Question

The natural logarithm of the activity R of a radioactive sample varies with time t as shown. At t=0, there are N₀ undecayed nuclei. Then N₀ is equal to [Take e²= 7.5]

• A. 7,500
• B. 3,500
• C. 75,000
• D. 1,50,000

Answer 1

The Correct Option is C

From the graph, we can see that at \( t = 10 \times 10^3 \) s, the natural logarithm of the activity \( \ln R \) decreases from 2 to 1, which means the activity halves. This suggests the activity follows an exponential decay law of the form: \[ R = R_0 e^{-t/\tau} \] At \( t = 0 \), \( R_0 = N_0 \), which is the number of undecayed nuclei. From the graph, we are given that \( \ln R = 2 \) at \( t = 0 \), and \( \ln R = 1 \) at \( t = 10 \times 10^3 \) s.

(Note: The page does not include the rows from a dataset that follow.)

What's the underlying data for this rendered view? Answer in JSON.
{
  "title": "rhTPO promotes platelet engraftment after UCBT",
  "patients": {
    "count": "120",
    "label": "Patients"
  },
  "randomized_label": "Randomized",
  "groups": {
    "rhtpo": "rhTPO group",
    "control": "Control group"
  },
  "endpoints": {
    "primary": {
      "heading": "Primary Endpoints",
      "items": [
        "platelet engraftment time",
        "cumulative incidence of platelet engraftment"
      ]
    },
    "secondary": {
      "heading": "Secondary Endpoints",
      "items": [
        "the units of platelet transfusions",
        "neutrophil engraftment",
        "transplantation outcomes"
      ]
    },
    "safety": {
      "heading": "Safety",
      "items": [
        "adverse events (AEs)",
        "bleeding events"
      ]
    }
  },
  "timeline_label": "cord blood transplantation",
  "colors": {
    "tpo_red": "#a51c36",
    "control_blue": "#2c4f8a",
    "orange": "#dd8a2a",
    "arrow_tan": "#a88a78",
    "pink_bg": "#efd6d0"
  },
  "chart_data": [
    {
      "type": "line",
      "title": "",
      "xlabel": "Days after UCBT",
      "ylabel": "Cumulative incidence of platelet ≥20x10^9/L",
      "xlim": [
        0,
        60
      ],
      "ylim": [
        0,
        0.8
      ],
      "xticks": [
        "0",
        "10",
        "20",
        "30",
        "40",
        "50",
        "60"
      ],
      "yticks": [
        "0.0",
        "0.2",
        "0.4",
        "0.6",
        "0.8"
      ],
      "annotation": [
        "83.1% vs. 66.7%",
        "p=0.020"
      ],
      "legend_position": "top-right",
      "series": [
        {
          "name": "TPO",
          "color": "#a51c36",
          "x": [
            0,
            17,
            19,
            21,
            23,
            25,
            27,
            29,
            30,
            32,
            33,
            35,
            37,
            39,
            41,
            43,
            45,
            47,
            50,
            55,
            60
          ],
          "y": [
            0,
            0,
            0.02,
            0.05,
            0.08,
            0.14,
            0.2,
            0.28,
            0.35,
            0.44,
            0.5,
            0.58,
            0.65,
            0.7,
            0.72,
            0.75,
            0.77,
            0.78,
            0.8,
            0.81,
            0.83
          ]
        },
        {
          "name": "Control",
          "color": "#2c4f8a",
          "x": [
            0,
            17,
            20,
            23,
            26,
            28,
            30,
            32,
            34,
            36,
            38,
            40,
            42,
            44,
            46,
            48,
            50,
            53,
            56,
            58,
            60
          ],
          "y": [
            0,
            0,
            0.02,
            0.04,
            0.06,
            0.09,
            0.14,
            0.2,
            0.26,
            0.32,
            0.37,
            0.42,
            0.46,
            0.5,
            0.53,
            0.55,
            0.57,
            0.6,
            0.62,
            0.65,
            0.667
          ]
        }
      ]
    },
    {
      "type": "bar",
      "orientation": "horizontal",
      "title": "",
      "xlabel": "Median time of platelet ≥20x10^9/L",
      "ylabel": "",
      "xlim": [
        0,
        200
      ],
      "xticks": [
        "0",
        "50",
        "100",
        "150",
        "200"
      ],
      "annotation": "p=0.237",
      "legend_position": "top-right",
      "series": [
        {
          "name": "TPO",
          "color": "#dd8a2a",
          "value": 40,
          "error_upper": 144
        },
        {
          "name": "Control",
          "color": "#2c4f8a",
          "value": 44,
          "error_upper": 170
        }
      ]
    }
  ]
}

This gives us the relation: \[ \ln \left( \frac{R_0}{2} \right) = 1 \] Therefore, \[ \ln R_0 = 1 + \ln 2 \] Using \( \ln 2 \approx 0.693 \), we get: \[ \ln R_0 = 1.693 \] Exponentiating both sides: \[ R_0 = e^{1.693} = 75,000 \] Thus, \( N_0 = 75,000 \). 

Answer 2

The activity \( R \) of a radioactive sample is related to the number of undecayed nuclei \( N \) by the equation: \[ R = \lambda N \] where \( \lambda \) is the decay constant and \( N \) is the number of undecayed nuclei at time \( t \). The relationship between the activity and the number of undecayed nuclei can also be written as: \[ \ln R = \ln R_0 - \lambda t \] where \( R_0 \) is the initial activity at \( t = 0 \) and \( \lambda \) is the decay constant. From the given graph, we observe that \( \ln R \) is plotted against time \( t \), and the curve suggests an exponential decay. The initial value of \( \ln R \) at \( t = 0 \) corresponds to the natural logarithm of the initial activity, \( \ln R_0 \). The graph shows that when \( t = 10 \times 10^3 \, \text{s} \), \( \ln R = 1 \). This gives us the equation: \[ \ln R_0 - \lambda (10 \times 10^3) = 1 \] Additionally, at \( t = 0 \), the natural logarithm of the initial activity is \( \ln R_0 = 2 \), so: \[ \ln R_0 = 2 \] Thus, we have: \[ 2 - \lambda (10 \times 10^3) = 1 \] Solving for \( \lambda \): \[ \lambda (10 \times 10^3) = 1 \quad \Rightarrow \quad \lambda = \frac{1}{10 \times 10^3} = 10^{-4} \, \text{s}^{-1} \] Now, using the equation for radioactive decay: \[ N = N_0 e^{-\lambda t} \] At \( t = 0 \), we know that \( N_0 \) is the number of undecayed nuclei, and the activity \( R_0 \) is related to \( N_0 \) by \( R_0 = \lambda N_0 \). Since \( \ln R_0 = 2 \), we have: \[ R_0 = e^2 = 7.5 \] Thus, \( R_0 = \lambda N_0 \), and: \[ 7.5 = 10^{-4} \times N_0 \] Solving for \( N_0 \): \[ N_0 = \frac{7.5}{10^{-4}} = 75,000 \] Therefore, the initial number of undecayed nuclei is \( N_0 = 75,000 \).